Ein Blick nach Gaza

Wie bereits erwähnt, haben wir uns Freitag morgen auf den Weg zum Grenzübergang Erez gemacht. Am Eingang des Geländes empfingen uns Soldaten, jedoch konnten wir direkt passieren. Dank persönlicher Kontakte vor Ort, war es uns möglich an einem Treffen ehrenamtlicher Helfer teilzunehmen, die Verletzte oder kranke Einwohner Gazas in israelische Krankenhäuser fahren. Glücklicherweise trafen wir vor Ort Harry Langbeheim, einen gebürtigen Schweizer, der für uns übersetzen und uns von seinen Erfahrungen berichten konnte. Es war sehr interessant, dem Gaza-Streifen, den man so oft im Fernsehen sieht, nun plötzlich so nah zu sein. Es fühlte sich für uns überhaupt nicht gefährlich an, eher wie ein gewöhnlicher Museumsbesuch. Das liegt an dem ausgeklügelten Sicherheitssymstem Israels. Es fliegen zwar immer wieder Raketen von Gaza in Richtung Israel, aber dank des ausgezeichneten Frühwarnsystems liegt die Zahl der Direkttreffer seit Jahren bei ca. Null.

Ein Blick nach Gaza 😯

Nach einigen Minuten ergriff Schlomo das Wort, ein groß gewachsener Mann, der für 26 Jahre bei der Armee war und auch bereits bei den schweren Erdbeben in der Türkei geholfen hat.
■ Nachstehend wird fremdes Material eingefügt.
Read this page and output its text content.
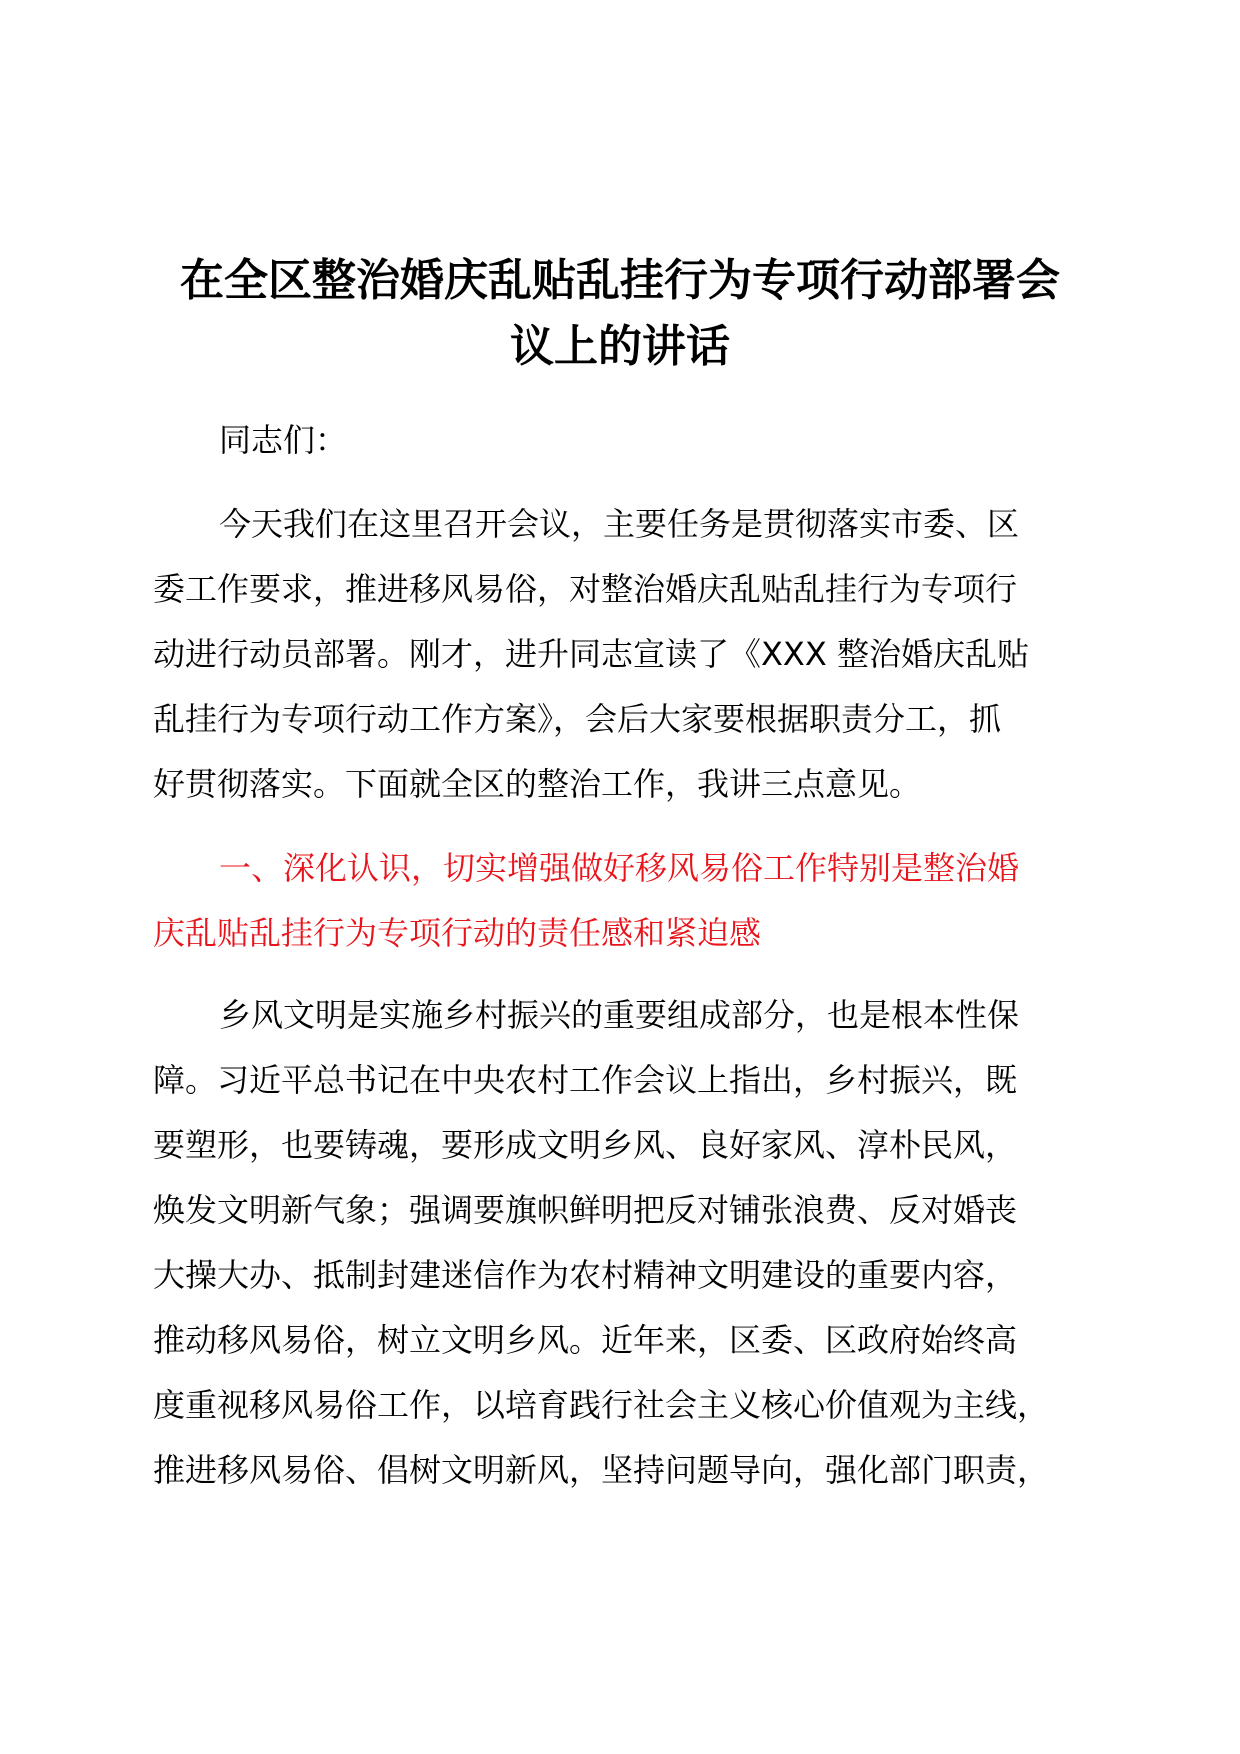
在全区整治婚庆乱贴乱挂行为专项行动部署会
议上的讲话
同志们：
今天我们在这里召开会议，主要任务是贯彻落实市委、区
委工作要求，推进移风易俗，对整治婚庆乱贴乱挂行为专项行
动进行动员部署。刚才，进升同志宣读了《XXX 整治婚庆乱贴
乱挂行为专项行动工作方案》，会后大家要根据职责分工，抓
好贯彻落实。下面就全区的整治工作，我讲三点意见。
一、深化认识，切实增强做好移风易俗工作特别是整治婚
庆乱贴乱挂行为专项行动的责任感和紧迫感
乡风文明是实施乡村振兴的重要组成部分，也是根本性保
障。习近平总书记在中央农村工作会议上指出，乡村振兴，既
要塑形，也要铸魂，要形成文明乡风、良好家风、淳朴民风，
焕发文明新气象；强调要旗帜鲜明把反对铺张浪费、反对婚丧
大操大办、抵制封建迷信作为农村精神文明建设的重要内容，
推动移风易俗，树立文明乡风。近年来，区委、区政府始终高
度重视移风易俗工作，以培育践行社会主义核心价值观为主线，
推进移风易俗、倡树文明新风，坚持问题导向，强化部门职责，
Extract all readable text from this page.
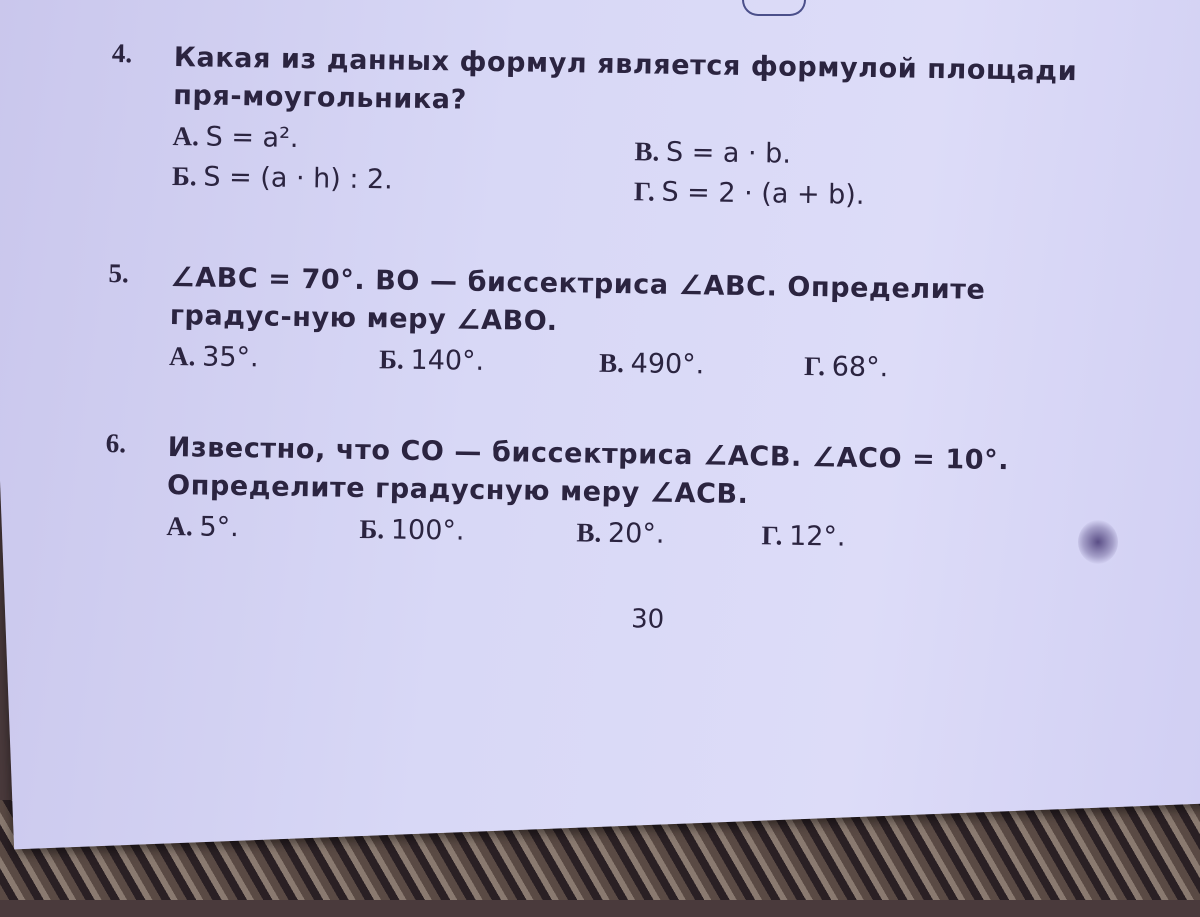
4. Какая из данных формул является формулой площади пря-моугольника?
А. S = a².	В. S = a · b.
Б. S = (a · h) : 2.	Г. S = 2 · (a + b).
5. ∠ABC = 70°. BO — биссектриса ∠ABC. Определите градус-ную меру ∠ABO.
А. 35°.	Б. 140°.	В. 490°.	Г. 68°.
6. Известно, что CO — биссектриса ∠ACB. ∠ACO = 10°. Определите градусную меру ∠ACB.
А. 5°.	Б. 100°.	В. 20°.	Г. 12°.
30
Gründer der Organisation, die mittlerweile über 600 Mitglieder zählt, ist Juval Roth. Die Idee zu der Gründung dieser Organisation kam ihm, als sein Bruder im Krieg umgekommen ist.

Normalerweise darf niemand aus Gaza raus, jedoch ist es Verletzten und Kranken erlaubt, für die Dauer ihrer Behandlungszeit Gaza mit einem Familienmitglied zu verlassen, da die medizinische Versorgung vor Ort miserabel ist.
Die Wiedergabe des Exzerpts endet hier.